National Rifle Association executive vice president and CEO Wayne LaPierre on Thursday castigated Senate Minority Leader Chuck Schumer (D., N.Y.) for not following through on a promise to compile the mental-health records of individuals to use in background checks.
While addressing the Conservative Political Action Conference in National Harbor, Maryland, LaPierre played a clip of him speaking to Schumer on the CBS program "Face the Nation" in 1993.
"Are you in favor of computerizing the mental-health records of people into a national computer bank?" LaPierre asks Schumer in the clip.
"You bet, you bet I am!" Schumer responds.
"Well, can we join hands on that and go to Capitol Hill right now?" LaPierre asks.
"We can," Schumer says as he shakes LaPierre's hand.
LaPierre then blasted Schumer before the CPAC audience for not following through on his promise 25 years ago.
"Now, here's the real tragedy: Charles Schumer shook my hand to get all of the mental-health records into the system, and then he went back to Capitol Hill and you know what he did?
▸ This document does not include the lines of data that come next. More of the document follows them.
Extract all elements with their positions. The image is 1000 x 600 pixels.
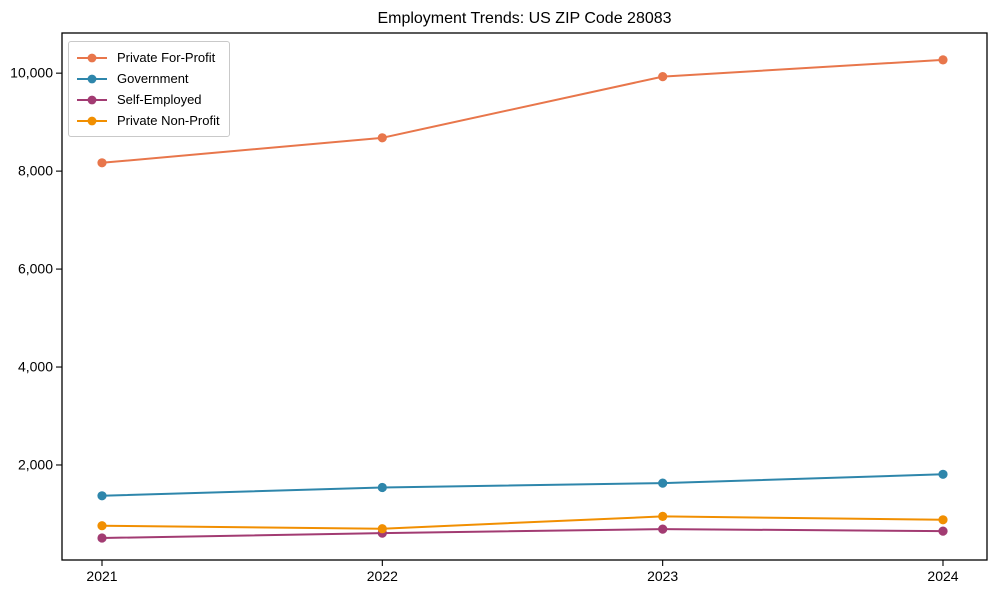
data-point-marker bbox=[377, 133, 387, 143]
legend-marker-icon bbox=[77, 116, 107, 125]
axes: 2,000 4,000 6,000 8,000 10,000 2021 2022 2023 20… bbox=[10, 32, 988, 584]
data-point-marker bbox=[97, 158, 107, 168]
legend-label: Private For-Profit bbox=[117, 50, 216, 65]
legend-entry: Private For-Profit bbox=[76, 47, 220, 68]
data-point-marker bbox=[938, 469, 948, 479]
y-tick-label: 10,000 bbox=[10, 65, 53, 81]
legend-label: Government bbox=[117, 71, 189, 86]
legend: Private For-Profit Government Self-Employe… bbox=[68, 41, 230, 137]
chart-title: Employment Trends: US ZIP Code 28083 bbox=[377, 10, 672, 27]
data-point-marker bbox=[938, 526, 948, 536]
x-tick-label: 2023 bbox=[647, 568, 678, 584]
legend-entry: Private Non-Profit bbox=[76, 110, 220, 131]
legend-marker-icon bbox=[77, 74, 107, 83]
data-point-marker bbox=[377, 482, 387, 493]
data-point-marker bbox=[97, 491, 107, 501]
data-point-marker bbox=[938, 55, 948, 65]
y-tick-label: 8,000 bbox=[18, 163, 53, 179]
data-point-marker bbox=[377, 524, 387, 534]
y-tick-label: 2,000 bbox=[18, 456, 53, 472]
series-line bbox=[101, 58, 944, 164]
data-point-marker bbox=[658, 511, 668, 521]
y-tick-label: 4,000 bbox=[18, 359, 53, 375]
data-point-marker bbox=[938, 515, 948, 525]
legend-dot bbox=[87, 53, 97, 62]
legend-label: Private Non-Profit bbox=[117, 113, 220, 128]
legend-dot bbox=[87, 95, 97, 104]
legend-marker-icon bbox=[77, 53, 107, 62]
data-point-marker bbox=[658, 524, 668, 534]
series-line bbox=[101, 473, 944, 497]
legend-dot bbox=[87, 74, 97, 83]
legend-entry: Government bbox=[76, 68, 220, 89]
legend-marker-icon bbox=[77, 95, 107, 104]
series-line bbox=[101, 528, 944, 539]
data-point-marker bbox=[658, 478, 668, 488]
series-lines bbox=[97, 55, 948, 543]
series-line bbox=[101, 515, 944, 530]
legend-label: Self-Employed bbox=[117, 92, 202, 107]
y-tick-label: 6,000 bbox=[18, 261, 53, 277]
x-tick-label: 2021 bbox=[86, 568, 117, 584]
legend-entry: Self-Employed bbox=[76, 89, 220, 110]
data-point-marker bbox=[97, 533, 107, 543]
data-point-marker bbox=[97, 521, 107, 531]
legend-dot bbox=[87, 116, 97, 125]
data-point-marker bbox=[658, 72, 668, 82]
x-tick-label: 2022 bbox=[367, 568, 398, 584]
plot-border bbox=[61, 32, 988, 561]
x-tick-label: 2024 bbox=[927, 568, 958, 584]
Absolutely nothing," LaPierre said. "How many lives might have be saved if he had just kept his promise?"
LaPierre then predicted that in a year "many of those records may still not be in the system, not if some of these whining-for-television politicians and their media enablers have their way."
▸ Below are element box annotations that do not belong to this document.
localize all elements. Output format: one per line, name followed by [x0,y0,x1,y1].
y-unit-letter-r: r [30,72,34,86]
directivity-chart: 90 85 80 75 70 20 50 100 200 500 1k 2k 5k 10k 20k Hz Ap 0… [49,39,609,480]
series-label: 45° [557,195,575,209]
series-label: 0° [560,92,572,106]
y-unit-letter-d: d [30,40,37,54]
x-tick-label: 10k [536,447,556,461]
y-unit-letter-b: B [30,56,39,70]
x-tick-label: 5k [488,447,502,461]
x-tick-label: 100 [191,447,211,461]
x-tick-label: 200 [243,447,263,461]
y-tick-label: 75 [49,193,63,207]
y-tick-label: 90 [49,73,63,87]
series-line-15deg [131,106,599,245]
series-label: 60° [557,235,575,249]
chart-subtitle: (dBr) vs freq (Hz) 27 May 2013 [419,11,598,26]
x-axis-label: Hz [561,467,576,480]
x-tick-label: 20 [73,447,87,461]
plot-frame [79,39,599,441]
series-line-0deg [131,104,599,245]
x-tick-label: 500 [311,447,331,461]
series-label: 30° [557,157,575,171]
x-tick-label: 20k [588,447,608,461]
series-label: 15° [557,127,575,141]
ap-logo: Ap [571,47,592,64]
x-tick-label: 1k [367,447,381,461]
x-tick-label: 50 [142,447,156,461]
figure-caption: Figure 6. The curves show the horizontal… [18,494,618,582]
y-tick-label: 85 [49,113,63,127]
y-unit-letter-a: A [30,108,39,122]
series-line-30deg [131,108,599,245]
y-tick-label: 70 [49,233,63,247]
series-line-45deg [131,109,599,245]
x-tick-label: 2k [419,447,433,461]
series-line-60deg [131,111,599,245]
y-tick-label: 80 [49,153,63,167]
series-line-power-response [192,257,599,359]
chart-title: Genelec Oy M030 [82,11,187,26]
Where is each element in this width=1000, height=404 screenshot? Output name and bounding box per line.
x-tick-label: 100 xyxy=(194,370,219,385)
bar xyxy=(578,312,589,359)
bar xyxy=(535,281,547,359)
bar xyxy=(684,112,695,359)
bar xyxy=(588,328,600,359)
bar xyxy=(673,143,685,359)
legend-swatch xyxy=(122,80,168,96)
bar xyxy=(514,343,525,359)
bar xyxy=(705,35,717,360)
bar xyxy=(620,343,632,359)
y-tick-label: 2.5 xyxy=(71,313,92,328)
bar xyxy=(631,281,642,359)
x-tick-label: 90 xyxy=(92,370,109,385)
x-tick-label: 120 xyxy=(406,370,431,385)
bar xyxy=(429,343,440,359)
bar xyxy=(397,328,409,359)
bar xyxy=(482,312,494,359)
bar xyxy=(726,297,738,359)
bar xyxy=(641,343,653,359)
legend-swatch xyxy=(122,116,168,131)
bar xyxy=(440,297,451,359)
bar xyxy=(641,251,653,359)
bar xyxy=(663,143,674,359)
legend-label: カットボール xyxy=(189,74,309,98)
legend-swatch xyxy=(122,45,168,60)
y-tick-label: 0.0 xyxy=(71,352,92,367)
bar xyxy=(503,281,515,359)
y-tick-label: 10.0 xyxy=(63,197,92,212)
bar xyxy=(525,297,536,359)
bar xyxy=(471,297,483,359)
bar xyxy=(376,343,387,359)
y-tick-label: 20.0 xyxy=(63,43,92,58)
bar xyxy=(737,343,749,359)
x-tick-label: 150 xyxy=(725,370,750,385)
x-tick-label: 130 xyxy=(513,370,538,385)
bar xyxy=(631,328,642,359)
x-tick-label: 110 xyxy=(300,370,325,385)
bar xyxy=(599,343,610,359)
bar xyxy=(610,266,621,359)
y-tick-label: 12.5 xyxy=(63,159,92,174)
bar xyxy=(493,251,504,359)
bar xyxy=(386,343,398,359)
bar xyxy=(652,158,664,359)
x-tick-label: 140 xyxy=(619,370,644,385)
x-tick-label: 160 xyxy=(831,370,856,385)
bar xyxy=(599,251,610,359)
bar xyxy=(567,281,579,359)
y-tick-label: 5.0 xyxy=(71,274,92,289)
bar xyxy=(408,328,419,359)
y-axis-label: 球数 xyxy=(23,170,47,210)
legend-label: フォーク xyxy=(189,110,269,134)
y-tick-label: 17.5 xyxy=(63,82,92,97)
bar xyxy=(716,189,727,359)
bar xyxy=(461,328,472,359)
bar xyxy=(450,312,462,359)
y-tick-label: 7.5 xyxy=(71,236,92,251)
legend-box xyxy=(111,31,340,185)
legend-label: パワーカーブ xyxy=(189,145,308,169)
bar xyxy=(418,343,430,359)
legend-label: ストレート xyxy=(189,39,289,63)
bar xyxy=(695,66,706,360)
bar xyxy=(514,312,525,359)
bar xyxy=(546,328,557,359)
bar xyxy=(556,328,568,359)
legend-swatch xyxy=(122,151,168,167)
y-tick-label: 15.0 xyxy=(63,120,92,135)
He said that the media and Democratic politicians will instead attack the NRA and push for stricter gun-control legislation.
"And when another monster slips through the cracks, the very cracks that they've enabled in the system, as the records of prohibited persons remain out of the database, it'll happen again," LaPierre added.
The NRA chief's comments came a week after the shooting at a high school in Parkland, Florida, which left 17 people dead. The FBI said days after the shooting that it had received a tip that the suspected shooter, Nikolas Cruz, was armed and wanted to kill people, but failed to act on it.